The Dallas Mavericks dance team has ordered “less revealing uniforms” for the upcoming season and will preform “more wholesome routines,” according to a report from the Dallas Morning News. The move is largely in a response to multiple scandals that have rocked the Mavericks’ front office earlier this year.
“We want the focus to be on the dancers as artists and to highlight their skills, not be eye candy or sexualized,” Mavericks CEO Cynthia Marshall told the Dallas Morning News on Tuesday.
Mavericks owner Mark Cuban and the organization came under fire after a Sports Illustrated report in February detailed a “corporate culture rife with misogyny and predatory sexual behavior,” among other things, within the front office. A report also surfaced in May about a former senior account executive who would repeatedly look at pornographic images while touching himself in the office, generating the nickname “Pants DJ.”

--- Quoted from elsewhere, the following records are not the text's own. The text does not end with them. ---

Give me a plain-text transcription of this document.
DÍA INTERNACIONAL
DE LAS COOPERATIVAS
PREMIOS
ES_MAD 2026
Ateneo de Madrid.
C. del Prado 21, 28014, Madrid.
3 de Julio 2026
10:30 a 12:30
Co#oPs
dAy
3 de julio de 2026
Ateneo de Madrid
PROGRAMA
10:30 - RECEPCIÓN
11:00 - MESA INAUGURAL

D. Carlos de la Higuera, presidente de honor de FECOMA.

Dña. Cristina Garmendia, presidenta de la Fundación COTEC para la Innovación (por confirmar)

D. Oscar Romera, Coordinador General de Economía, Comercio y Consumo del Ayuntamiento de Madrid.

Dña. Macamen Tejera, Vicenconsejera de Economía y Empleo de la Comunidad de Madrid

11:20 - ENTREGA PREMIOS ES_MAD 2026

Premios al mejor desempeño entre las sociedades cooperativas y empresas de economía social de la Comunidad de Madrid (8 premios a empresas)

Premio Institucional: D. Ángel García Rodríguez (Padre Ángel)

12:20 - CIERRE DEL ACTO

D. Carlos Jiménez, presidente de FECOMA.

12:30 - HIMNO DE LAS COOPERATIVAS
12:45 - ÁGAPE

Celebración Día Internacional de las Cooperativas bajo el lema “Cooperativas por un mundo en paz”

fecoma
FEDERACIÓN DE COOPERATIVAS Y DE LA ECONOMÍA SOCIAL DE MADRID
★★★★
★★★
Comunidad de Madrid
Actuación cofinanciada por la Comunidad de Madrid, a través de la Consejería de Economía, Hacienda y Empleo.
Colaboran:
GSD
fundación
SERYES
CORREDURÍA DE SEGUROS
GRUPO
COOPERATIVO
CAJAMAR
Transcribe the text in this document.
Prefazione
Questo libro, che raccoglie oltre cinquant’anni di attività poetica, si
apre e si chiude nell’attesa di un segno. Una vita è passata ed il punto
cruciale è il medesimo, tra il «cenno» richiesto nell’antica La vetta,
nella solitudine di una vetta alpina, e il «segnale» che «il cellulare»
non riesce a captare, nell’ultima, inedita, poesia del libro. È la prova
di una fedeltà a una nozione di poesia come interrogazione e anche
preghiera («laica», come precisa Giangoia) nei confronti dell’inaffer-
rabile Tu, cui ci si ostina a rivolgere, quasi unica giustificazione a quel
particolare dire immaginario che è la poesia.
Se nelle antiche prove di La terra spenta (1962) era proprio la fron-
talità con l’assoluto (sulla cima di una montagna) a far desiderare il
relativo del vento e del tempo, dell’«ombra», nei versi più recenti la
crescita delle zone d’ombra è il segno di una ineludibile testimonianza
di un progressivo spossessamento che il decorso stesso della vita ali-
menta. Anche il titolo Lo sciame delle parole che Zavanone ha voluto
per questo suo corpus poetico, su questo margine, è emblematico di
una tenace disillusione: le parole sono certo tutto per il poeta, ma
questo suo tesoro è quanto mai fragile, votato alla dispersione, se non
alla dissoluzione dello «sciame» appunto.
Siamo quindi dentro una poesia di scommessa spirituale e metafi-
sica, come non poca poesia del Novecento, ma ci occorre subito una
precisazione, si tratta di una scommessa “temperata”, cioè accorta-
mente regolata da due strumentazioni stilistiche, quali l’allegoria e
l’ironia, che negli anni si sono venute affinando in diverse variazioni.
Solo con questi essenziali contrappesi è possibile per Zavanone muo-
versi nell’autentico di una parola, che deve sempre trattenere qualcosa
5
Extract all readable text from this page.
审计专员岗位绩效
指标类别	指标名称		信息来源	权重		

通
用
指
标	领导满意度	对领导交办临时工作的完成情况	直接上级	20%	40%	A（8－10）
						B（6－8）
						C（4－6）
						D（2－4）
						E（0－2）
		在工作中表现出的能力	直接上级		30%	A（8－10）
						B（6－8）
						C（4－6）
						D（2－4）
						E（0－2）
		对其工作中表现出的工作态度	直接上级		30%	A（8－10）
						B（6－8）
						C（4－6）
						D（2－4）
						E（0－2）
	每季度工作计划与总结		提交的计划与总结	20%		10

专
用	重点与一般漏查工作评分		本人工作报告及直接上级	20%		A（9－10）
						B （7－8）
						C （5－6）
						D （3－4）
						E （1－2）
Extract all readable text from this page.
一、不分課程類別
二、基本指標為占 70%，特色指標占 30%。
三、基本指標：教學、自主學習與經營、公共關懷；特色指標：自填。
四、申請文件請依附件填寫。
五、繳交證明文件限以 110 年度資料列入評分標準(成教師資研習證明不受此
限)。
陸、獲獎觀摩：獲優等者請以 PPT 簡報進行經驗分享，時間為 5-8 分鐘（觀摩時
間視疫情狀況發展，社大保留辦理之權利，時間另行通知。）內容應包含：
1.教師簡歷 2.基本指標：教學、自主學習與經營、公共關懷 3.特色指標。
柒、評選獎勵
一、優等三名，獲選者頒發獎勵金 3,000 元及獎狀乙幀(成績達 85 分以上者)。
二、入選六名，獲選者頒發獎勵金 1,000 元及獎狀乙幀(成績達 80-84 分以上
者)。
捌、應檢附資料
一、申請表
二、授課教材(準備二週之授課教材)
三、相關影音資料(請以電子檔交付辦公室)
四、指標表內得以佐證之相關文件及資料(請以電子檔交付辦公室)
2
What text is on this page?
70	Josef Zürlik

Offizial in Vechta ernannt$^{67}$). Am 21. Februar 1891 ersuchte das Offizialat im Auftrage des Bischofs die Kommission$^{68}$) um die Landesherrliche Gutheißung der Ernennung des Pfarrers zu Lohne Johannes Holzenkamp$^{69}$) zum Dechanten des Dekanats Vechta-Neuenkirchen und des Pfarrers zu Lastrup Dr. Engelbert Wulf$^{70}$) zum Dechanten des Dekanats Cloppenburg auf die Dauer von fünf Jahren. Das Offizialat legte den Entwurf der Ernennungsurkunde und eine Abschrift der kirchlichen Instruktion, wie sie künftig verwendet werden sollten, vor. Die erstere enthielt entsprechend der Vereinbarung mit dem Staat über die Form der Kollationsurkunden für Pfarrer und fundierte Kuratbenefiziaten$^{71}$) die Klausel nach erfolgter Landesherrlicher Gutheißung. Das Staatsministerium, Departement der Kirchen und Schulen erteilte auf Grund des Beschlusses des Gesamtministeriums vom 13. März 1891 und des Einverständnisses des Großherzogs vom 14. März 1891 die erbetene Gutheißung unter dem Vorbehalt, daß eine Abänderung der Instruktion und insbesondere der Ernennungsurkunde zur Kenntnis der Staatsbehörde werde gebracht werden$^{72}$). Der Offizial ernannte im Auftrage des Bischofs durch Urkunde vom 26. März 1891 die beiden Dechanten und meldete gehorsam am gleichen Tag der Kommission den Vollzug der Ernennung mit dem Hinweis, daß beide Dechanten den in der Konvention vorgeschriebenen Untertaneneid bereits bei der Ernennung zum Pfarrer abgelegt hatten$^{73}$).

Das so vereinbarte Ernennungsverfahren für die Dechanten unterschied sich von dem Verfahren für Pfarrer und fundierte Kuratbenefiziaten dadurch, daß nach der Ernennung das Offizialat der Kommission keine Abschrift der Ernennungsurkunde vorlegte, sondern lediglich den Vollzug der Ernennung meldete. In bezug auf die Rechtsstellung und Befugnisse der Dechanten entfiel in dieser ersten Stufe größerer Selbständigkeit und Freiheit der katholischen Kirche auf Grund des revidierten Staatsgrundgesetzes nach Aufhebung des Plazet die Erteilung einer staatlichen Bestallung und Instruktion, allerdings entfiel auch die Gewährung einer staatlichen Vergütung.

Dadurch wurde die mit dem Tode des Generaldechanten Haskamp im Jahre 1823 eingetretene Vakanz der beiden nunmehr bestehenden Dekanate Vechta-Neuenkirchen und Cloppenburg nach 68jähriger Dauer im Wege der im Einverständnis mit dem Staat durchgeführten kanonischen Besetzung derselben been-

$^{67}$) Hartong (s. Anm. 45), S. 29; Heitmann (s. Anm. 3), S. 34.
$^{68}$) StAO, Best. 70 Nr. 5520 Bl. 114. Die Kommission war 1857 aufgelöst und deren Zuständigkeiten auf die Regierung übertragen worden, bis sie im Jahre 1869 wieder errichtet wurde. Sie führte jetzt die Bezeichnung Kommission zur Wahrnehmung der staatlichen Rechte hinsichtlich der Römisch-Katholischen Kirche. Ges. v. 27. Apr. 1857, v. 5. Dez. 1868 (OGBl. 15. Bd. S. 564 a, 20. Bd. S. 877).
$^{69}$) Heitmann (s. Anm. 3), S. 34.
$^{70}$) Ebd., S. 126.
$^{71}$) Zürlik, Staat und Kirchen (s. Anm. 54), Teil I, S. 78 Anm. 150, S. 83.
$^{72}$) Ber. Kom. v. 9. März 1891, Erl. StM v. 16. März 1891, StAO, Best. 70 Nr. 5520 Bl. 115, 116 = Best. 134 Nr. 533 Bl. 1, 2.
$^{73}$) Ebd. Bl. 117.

Marshall, who was hired in February, has been tasked in part with cleaning up the organization, and said that the shift with the dance team is part of their “100-day plan aimed at cleaning up problems” within the Dallas front office.
“We love our dancers, but we are re-evaluating every aspect of this organization to make sure they are living up to the values we are instilling in the entire Mavericks operation,” Marshall told the Dallas Morning News.
“The dancers are doing nothing wrong. What they wear and how they dance is a part of the culture and the atmosphere that has been around for the past two decades. We will be a part of the evolution that moves these dancers forward as athletes and entertainers.”
The change with the dance team stopped short of eliminating it all together, like the San Antonio Spurs did earlier this year. The Spurs replaced the dance team with a 35-member “family-friendly coed hype team.”
While the move to eliminate the team completely may be a bit extreme, the idea behind both switches is the same: keeping fans entertained without sending the wrong message or making anyone uncomfortable.
“Everyone should feel comfortable — both the performers and everyone in the arena,” Marshall told the Dallas Morning News. “If someone brings a 10-year-old to the game, I don’t want them having to cover the kid’s eyes during performances.”